This morning as I perused the few blogs that I follow I was pleasantly surprised at "Our Best Bites" and their remarks about motherhood. Their thoughts took me back many years, to all the demands that motherhood entails, and to my feelings of inadequacy as I tried to be a good mom. (I never understood anyone that looked at our family and thought we were what they wanted to emulate...seriously.) I am grateful for those experiences; they have helped mold me to be the person I am today. Amy, my daughter, has said on her blog that motherhood at times has 'kicked her trash.' I know just how she feels. I felt the same way.
Along with reading the blog article I also finished (finally) last October's General Conference and was grateful for the words of our Prophet, President Thomas S. Monson. He shared these thoughts in his concluding remarks, which I found quite reassuring and uplifting.

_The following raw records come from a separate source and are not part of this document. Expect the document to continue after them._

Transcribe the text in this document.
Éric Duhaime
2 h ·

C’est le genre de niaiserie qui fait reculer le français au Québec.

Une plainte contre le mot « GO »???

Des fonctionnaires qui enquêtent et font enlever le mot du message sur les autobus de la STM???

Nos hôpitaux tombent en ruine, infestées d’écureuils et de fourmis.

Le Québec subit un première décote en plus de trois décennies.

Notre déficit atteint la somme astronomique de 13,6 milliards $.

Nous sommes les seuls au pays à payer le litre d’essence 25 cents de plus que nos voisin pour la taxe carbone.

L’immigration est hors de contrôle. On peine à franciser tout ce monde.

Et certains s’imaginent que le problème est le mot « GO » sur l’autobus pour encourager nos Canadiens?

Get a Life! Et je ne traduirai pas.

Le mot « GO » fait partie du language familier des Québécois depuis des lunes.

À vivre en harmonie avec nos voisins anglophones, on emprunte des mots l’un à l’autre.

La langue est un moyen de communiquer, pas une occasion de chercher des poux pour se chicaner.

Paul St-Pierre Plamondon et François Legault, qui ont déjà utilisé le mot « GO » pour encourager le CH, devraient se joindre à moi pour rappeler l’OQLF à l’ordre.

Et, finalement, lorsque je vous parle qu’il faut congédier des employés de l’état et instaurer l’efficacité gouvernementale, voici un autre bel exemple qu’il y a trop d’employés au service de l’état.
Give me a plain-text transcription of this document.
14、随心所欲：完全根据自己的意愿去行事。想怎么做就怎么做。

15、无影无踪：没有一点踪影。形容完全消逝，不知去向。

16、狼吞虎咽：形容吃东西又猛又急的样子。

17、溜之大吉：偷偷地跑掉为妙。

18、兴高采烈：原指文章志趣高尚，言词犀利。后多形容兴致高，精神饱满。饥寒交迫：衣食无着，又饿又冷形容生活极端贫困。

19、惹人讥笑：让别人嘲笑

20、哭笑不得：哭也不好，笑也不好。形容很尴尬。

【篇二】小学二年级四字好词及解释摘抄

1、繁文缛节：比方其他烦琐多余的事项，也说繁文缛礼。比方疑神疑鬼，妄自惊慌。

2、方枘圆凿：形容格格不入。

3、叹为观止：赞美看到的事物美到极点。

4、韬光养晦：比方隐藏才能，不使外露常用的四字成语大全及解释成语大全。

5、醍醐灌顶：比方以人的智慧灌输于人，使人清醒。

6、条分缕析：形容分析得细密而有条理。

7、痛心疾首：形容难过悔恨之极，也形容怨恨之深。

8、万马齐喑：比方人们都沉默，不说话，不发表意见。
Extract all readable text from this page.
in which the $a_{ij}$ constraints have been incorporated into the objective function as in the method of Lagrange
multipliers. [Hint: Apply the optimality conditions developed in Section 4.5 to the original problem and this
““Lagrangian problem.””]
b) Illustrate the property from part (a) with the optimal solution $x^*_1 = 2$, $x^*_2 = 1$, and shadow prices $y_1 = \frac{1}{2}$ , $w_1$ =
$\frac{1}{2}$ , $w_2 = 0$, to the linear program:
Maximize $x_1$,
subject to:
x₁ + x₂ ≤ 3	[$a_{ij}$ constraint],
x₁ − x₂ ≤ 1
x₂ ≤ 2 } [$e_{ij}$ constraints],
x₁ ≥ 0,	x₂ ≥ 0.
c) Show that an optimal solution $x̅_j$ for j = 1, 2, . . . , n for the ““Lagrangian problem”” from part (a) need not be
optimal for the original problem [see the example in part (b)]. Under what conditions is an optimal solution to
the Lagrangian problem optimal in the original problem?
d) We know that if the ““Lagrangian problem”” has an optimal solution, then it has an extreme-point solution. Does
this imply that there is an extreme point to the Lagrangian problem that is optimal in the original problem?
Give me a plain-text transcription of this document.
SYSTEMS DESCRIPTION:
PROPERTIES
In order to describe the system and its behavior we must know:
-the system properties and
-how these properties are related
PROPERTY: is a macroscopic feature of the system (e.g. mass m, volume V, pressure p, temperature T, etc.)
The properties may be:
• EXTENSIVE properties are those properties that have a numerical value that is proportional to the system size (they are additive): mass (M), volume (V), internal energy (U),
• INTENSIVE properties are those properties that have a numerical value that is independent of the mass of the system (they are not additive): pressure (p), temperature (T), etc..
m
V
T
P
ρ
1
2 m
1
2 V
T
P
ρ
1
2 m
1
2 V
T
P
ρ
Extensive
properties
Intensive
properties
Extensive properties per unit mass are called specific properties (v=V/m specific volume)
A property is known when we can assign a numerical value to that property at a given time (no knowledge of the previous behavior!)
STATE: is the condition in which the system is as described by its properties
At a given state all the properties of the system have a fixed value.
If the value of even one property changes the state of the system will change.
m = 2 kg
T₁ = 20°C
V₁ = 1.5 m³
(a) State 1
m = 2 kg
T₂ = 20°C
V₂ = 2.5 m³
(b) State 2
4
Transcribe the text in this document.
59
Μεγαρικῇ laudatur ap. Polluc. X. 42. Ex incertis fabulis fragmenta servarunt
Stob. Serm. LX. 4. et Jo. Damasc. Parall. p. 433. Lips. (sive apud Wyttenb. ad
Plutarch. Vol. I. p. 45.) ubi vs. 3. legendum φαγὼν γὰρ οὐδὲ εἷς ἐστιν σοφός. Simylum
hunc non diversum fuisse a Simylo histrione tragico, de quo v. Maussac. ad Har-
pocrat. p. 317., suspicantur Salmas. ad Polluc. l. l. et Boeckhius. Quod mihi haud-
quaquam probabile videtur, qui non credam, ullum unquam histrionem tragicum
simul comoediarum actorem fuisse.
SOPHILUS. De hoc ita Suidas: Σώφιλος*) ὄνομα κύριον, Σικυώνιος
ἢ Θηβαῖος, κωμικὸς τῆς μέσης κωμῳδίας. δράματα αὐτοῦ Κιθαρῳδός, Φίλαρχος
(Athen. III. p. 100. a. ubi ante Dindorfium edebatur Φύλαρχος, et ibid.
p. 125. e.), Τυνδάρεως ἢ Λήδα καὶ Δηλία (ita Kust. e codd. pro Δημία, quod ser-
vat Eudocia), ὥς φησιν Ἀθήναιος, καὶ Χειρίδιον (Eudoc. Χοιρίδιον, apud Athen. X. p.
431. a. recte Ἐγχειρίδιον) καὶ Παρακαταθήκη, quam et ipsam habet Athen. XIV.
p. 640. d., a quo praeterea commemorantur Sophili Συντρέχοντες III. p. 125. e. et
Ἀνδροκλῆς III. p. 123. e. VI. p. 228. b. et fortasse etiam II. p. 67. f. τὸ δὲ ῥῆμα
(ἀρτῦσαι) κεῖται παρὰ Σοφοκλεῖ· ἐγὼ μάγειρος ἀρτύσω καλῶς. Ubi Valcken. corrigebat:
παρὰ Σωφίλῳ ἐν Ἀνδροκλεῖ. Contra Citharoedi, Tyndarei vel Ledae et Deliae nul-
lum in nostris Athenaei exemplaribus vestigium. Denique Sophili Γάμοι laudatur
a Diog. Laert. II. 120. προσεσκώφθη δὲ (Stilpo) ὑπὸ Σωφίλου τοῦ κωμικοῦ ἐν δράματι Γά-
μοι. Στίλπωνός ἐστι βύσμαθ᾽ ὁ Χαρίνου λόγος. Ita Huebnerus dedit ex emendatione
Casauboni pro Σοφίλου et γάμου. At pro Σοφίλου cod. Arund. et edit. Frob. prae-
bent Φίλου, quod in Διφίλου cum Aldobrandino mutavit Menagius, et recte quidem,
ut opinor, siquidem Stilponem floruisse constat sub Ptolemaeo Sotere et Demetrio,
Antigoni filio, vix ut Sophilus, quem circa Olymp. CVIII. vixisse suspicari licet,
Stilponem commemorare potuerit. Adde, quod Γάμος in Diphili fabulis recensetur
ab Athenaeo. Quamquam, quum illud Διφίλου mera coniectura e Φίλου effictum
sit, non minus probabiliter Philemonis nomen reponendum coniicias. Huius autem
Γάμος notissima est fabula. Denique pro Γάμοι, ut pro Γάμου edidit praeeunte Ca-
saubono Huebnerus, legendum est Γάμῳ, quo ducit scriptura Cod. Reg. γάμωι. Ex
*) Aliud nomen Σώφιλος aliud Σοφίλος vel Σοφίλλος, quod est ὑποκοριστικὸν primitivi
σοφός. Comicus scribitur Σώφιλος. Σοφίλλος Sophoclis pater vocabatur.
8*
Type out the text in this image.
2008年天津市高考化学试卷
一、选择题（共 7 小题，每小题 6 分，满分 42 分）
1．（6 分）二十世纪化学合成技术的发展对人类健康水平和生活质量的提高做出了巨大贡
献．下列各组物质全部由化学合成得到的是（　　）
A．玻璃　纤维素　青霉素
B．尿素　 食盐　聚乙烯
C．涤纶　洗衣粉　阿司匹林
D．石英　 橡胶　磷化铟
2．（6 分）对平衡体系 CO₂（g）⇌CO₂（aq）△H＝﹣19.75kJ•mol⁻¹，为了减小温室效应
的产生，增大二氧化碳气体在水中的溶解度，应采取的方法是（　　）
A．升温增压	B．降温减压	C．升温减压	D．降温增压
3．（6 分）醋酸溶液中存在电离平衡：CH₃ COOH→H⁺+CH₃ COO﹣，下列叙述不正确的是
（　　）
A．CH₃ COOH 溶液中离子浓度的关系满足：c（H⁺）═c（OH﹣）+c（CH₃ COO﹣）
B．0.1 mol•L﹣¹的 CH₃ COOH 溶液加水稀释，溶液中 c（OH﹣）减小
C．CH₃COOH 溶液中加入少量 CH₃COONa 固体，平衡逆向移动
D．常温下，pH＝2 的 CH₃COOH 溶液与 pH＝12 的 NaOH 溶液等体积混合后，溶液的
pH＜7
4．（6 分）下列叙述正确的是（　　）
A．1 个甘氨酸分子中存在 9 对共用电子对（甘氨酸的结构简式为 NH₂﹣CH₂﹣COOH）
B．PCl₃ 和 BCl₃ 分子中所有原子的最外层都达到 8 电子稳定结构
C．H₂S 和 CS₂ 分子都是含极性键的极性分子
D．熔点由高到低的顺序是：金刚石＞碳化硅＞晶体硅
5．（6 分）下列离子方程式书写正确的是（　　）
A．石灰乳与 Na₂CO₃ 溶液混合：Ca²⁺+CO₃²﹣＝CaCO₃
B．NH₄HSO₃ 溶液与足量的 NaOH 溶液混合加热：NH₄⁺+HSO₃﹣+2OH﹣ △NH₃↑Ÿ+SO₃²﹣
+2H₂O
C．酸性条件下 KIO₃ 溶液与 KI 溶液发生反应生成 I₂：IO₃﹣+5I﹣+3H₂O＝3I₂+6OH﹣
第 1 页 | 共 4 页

"May we ever watch over one another, assisting in times of need. Let us not be critical and judgmental but let us be tolerant, ever emulating the Savior's example of loving-kindness."
He continues, "Let us be of good cheer as we go about our lives. Although we live in increasingly perilous times, the Lord loves us and is mindful of us. He will helps us in times of need. Difficulties come into our lives, problems we do not anticipate and which we would never choose. None of us is immune. The purpose of mortality is to learn and to grow and become more like our Father, and it is often during the difficult times that we learn the most, as painful as the lessons may be. Our lives can also be filled with joy as we follow the teachings of the gospel of Jesus Christ."
As I thought about those thoughts and feelings that were expressed in "Our Best Bites", I also thought about the words of President Monson. Being a mother is the best thing I have ever done - did I do the best I could possibly do? Probably not...but I tried, and I did pretty good. All of our kids know that we love them, that what I want most for them is not the success that the world would have them believe is important. No. What I want most for them is that they are truly happy, that they not only have a testimony of the gospel of Jesus Christ, but that they are converted and live their lives accordingly. In my Patriarchal blessing I am told that my posterity is valiant - that means our children and grandchildren and so on. That is what I want for all of them to be - valiant, and to be happy because of being so.
One last thought - I am deeply grateful, and honored, to be a mom, and a grandma. I am grateful that I can visit them on a regular basis (once or twice a year), but that we talk frequently, and that I never doubt their love for me and their dad. Our family is awesome, and I love each and every one of them.